Torolab began in 1995. As a small collective headed by Cárdenas Osuna, one of Torolab’s first projects was Torovestimenta, a line of “trans-border trousers” designed for border crossing. The jeans had hidden pockets for visas, passports, cell phones and other necessities. The project was inspired by Tijuana and its status as a “contested territory,” a borderland whose migrant identity influences ideas of design and utility.
As Cárdenas Osuna said, “There is certain activity that allows you to understand that the boundaries, geopolitical boundaries, are not the only boundaries that there are: the economical, the linguistic. And the opportunities that arise from something you don’t see as a limit and then it becomes a point for something to arise.”
These jeans eventually served as models and provided research data for other projects. GPS trackers were installed with five pairs and tracked the migration patterns and expenditures (gas, calories) of the participants. These subsequent “portraits” revealed needs and wants of the participants and certain communities, which in turn allows Torolab to design artistic interventions.
Torolab works “to empower and impulse people who are agents of change,” said Cárdenas Osuna. In his work, Cárdenas Osuna recognizes artists as some of the greatest interventionists. As Professor Sommer pointed out, artists appeal to the aesthetic and the sensory and are thereby able to design effective political, economic, urban and spatial interventions.
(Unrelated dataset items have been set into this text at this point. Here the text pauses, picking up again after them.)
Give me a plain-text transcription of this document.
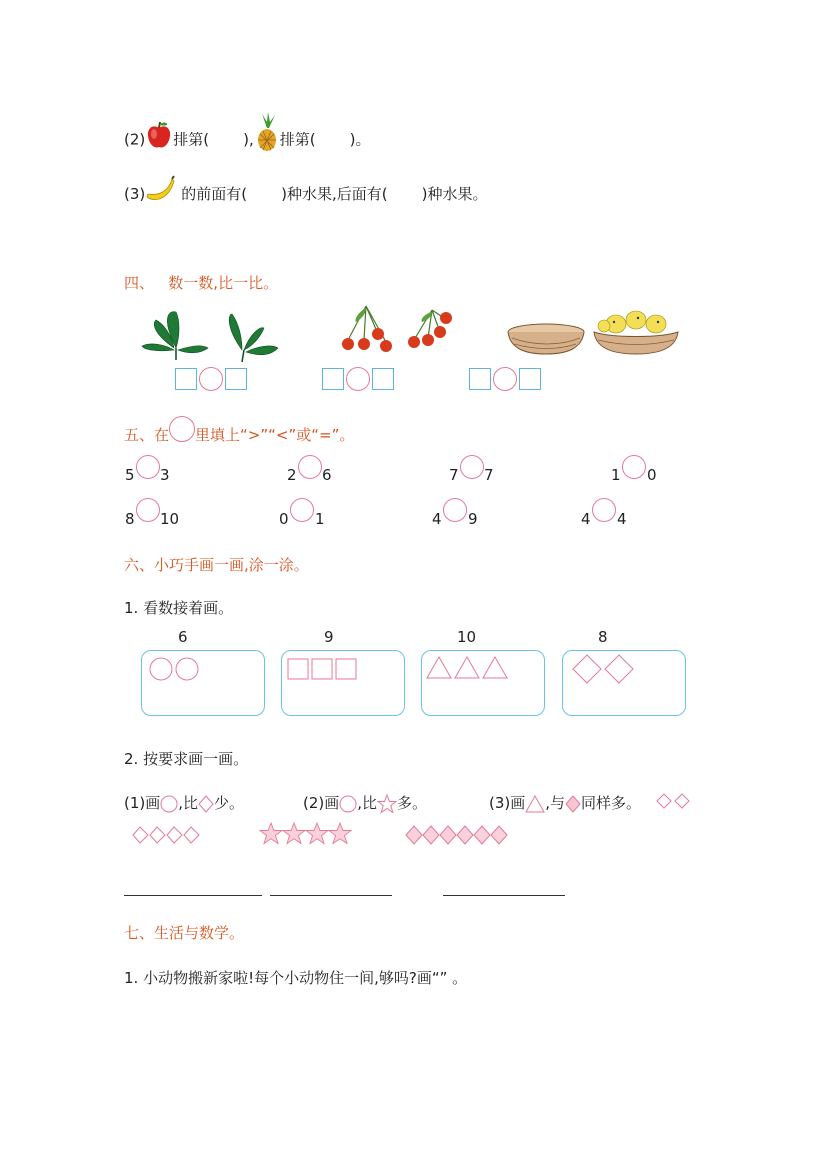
(2) 排第( ), 排第( )。
(3) 的前面有( )种水果,后面有( )种水果。
四、   数一数,比一比。
五、在 里填上“>”“<”或“=”。
5 3	2 6	7 7	1 0
8 10	0 1	4 9	4 4
六、小巧手画一画,涂一涂。
1. 看数接着画。
6	9	10	8
2. 按要求画一画。
(1)画 ,比 少。	(2)画 ,比 多。	(3)画 ,与 同样多。
七、生活与数学。
1. 小动物搬新家啦!每个小动物住一间,够吗?画“” 。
Cárdenas Osuna’s interventions have included establishing organic farms for previously nomadic immigrants from the Chinese steppes whose oral traditions have cast them to the margins California society, addressing the overwhelming garbage waste problem in Mexico City, creating recycled, “auto-constructed,” transformable furniture, designing food and nutrition interventions in Tijuana and Mexico and measuring the impact of urban and environmental changes on individuals and communities.
The specific program for which he received the award is called “Transborder Farmlab Program” in Tijuana.
“We started to work in a way that was not only grassroots but it became a project of mediation and negotiation with the government,” Cárdenas Osuna elaborated. “And the project basically became what we call the Transborder Farmlab Program. And basically comes from two initiatives that we have now… one is the initiative of creative economics and the society of agents of change.”
The project works with issues of border identity, nutrition and creating sustainable communities in the growing city of Tijuana. Through farming, cookbooks, storytelling, movies, television shows and community products, Cárdenas Osuna and the Famlab Program seek impact some of the greatest problems facing Tijuana and border communities.
“When we’re dealing with the issue of border, we’re not only dealing with the geopolitical” says Cárdenas Osunas. “But we’re dealing with disciplines, and the trans-disciplinary things we can do. And when we’re dealing with farms, we’re not dealing with the issue of farming only food, which we will, but farming ideas and projects.”